Later the following month, he was killed when a car-bomb exploded outside the shrine of Imam Ali in Najaf. Abul Aziz was elected Sciri chairman five days later and vowed to continue his work.

Shortly after his election, coalition officials banned party militias. In response, Hakim announced that the Badr Brigade would be renamed the "Badr Organisation" and would play a part in building the new Iraq. But it would also still have an important security role, he said.

Shia split

Hakim's pledge to co-operate with Coalition authorities placed him in direct confrontation with newer, more radical Shia clerics who had stayed in Iraq under Saddam Hussein, such as Moqtada Sadr.

Sadr accused Sciri of attempting to benefit from the peace deal that saw his Mehdi Army leave Najaf after a bloody battle with US troops, and warned them to "beware that they are not sucked into America's plot to incite fighting among Shia".
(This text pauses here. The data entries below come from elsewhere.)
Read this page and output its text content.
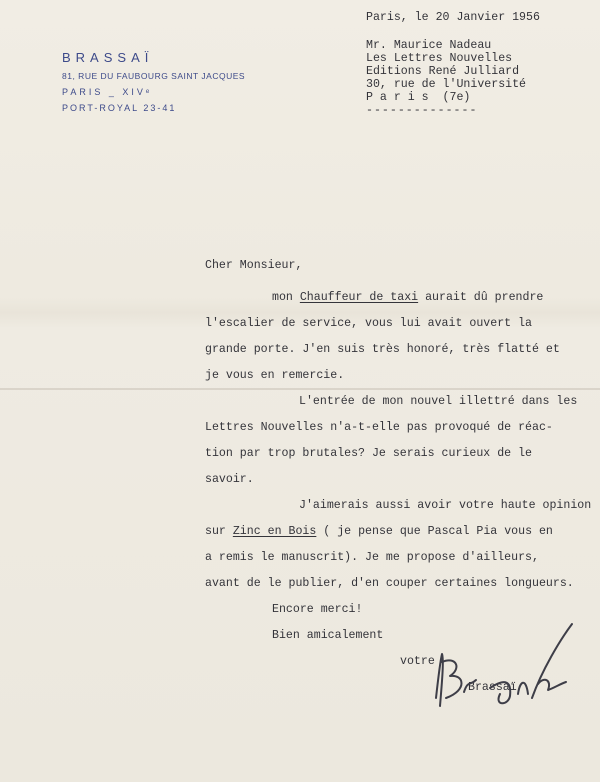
BRASSAÏ
81, RUE DU FAUBOURG SAINT JACQUES
PARIS _ XIVᵉ
PORT-ROYAL 23-41
Paris, le 20 Janvier 1956
Mr. Maurice Nadeau
Les Lettres Nouvelles
Editions René Julliard
30, rue de l'Université
P a r i s  (7e)
--------------
Cher Monsieur,
mon Chauffeur de taxi aurait dû prendre
l'escalier de service, vous lui avait ouvert la
grande porte. J'en suis très honoré, très flatté et
je vous en remercie.
L'entrée de mon nouvel illettré dans les
Lettres Nouvelles n'a-t-elle pas provoqué de réac-
tion par trop brutales? Je serais curieux de le
savoir.
J'aimerais aussi avoir votre haute opinion
sur Zinc en Bois ( je pense que Pascal Pia vous en
a remis le manuscrit). Je me propose d'ailleurs,
avant de le publier, d'en couper certaines longueurs.
Encore merci!
Bien amicalement
votre
Brassaï
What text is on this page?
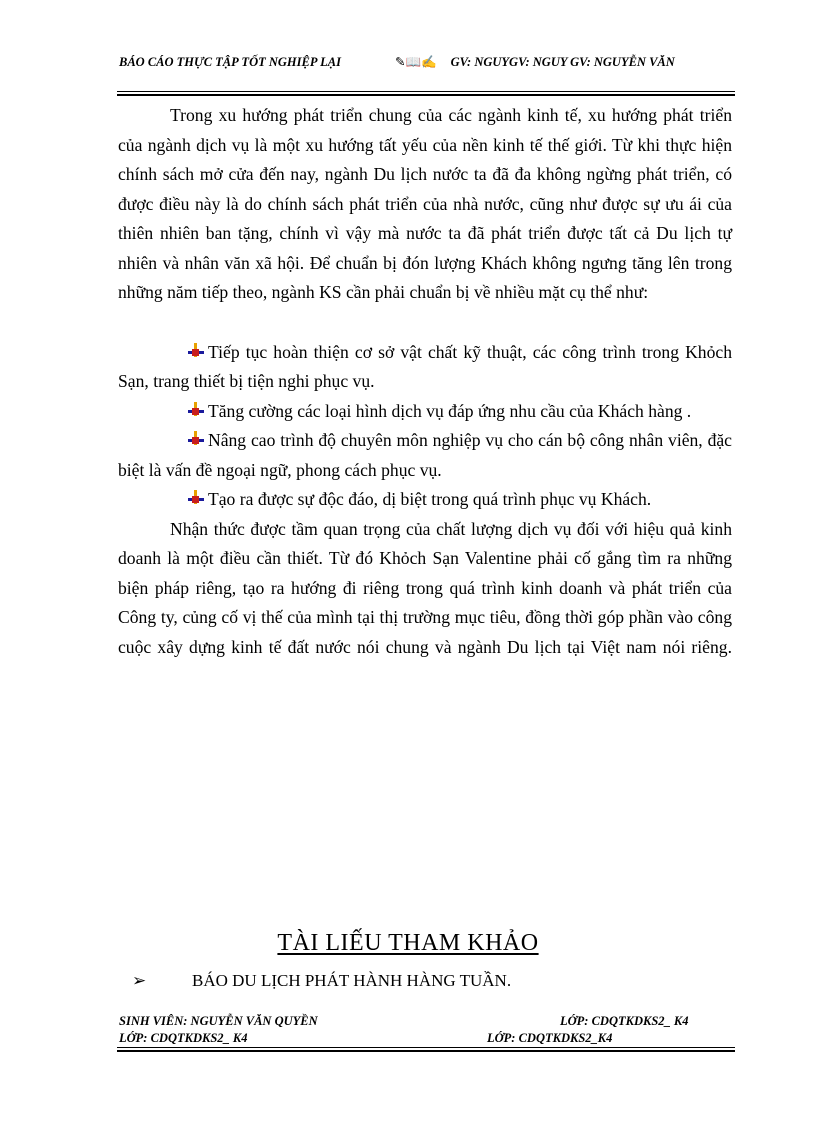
BÁO CÁO THỰC TẬP TỐT NGHIỆP LẠI	✎📖✍ GV: NGUYGV: NGUY GV: NGUYỄN VĂN

Trong xu hướng phát triển chung của các ngành kinh tế, xu hướng phát triển của ngành dịch vụ là một xu hướng tất yếu của nền kinh tế thế giới. Từ khi thực hiện chính sách mở cửa đến nay, ngành Du lịch nước ta đã đa không ngừng phát triển, có được điều này là do chính sách phát triển của nhà nước, cũng như được sự ưu ái của thiên nhiên ban tặng, chính vì vậy mà nước ta đã phát triển được tất cả Du lịch tự nhiên và nhân văn xã hội. Để chuẩn bị đón lượng Khách không ngưng tăng lên trong những năm tiếp theo, ngành KS cần phải chuẩn bị về nhiều mặt cụ thể như:

Tiếp tục hoàn thiện cơ sở vật chất kỹ thuật, các công trình trong Khỏch Sạn, trang thiết bị tiện nghi phục vụ.

Tăng cường các loại hình dịch vụ đáp ứng nhu cầu của Khách hàng .

Nâng cao trình độ chuyên môn nghiệp vụ cho cán bộ công nhân viên, đặc biệt là vấn đề ngoại ngữ, phong cách phục vụ.

Tạo ra được sự độc đáo, dị biệt trong quá trình phục vụ Khách.

Nhận thức được tầm quan trọng của chất lượng dịch vụ đối với hiệu quả kinh doanh là một điều cần thiết. Từ đó Khỏch Sạn Valentine phải cố gắng tìm ra những biện pháp riêng, tạo ra hướng đi riêng trong quá trình kinh doanh và phát triển của Công ty, củng cố vị thế của mình tại thị trường mục tiêu, đồng thời góp phần vào công cuộc xây dựng kinh tế đất nước nói chung và ngành Du lịch tại Việt nam nói riêng.

TÀI LIẾU THAM KHẢO
➢	BÁO DU LỊCH PHÁT HÀNH HÀNG TUẦN.
SINH VIÊN: NGUYỄN VĂN QUYỀN	LỚP: CDQTKDKS2_ K4
LỚP: CDQTKDKS2_ K4	LỚP: CDQTKDKS2_K4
Hakim and Sciri were collaborators in the eyes of Sunni militants too. Al-Qaeda in Iraq claimed responsibility for a bomb attack on Sciri's headquarters in 2004 which Hakim survived but left 13 dead.

Ammar al-Hakim (2008)
Hakim's son, Ammar, is expected to take over the leadership of SIIC

Following the January 2005 election, several Sciri leaders were given key roles in the new Iraqi cabinet - Adel Abdul Mahdi became vice-president, while Bayan Baqir Solagh was named interior minister.

Mr Solagh was heavily criticised for the human rights abuses committed by interior ministry personnel during his term, and accused by many Sunni Arabs of allowing Shia militias, including the Badr Organisation, to operate death squads within the security forces.

The UIA maintained its dominance in the December 2005 election despite the outrage, but this time Sciri was forced to accept a compromise candidate from the rival Dawa Party, Nouri Maliki, for the post of prime minister.

In the three years since coming to power, Mr Maliki has sought to reduce the presence of Shia militiamen in the security forces and limit Sciri's power, while at the same time draw Sunni Arabs back into the political process. This, combined with the US troop surge, has seen security dramatically improve in the past year.

The changing situation and its questionable government record has also resulted in diminished support for Sciri - which dropped its revolutionary tag and became the Supreme Iraqi Islamic Council in 2007 - but it nevertheless remains one of the most popular, powerful and well-organised political parties in Iraq.

Hakim's son, Ammar, is expected to take over the leadership of SIIC, in the hope of ensuring a smooth succession ahead of the next national elections in January, for which the party will be part of a Shia-led coalition excluding Mr Maliki and the Dawa Party.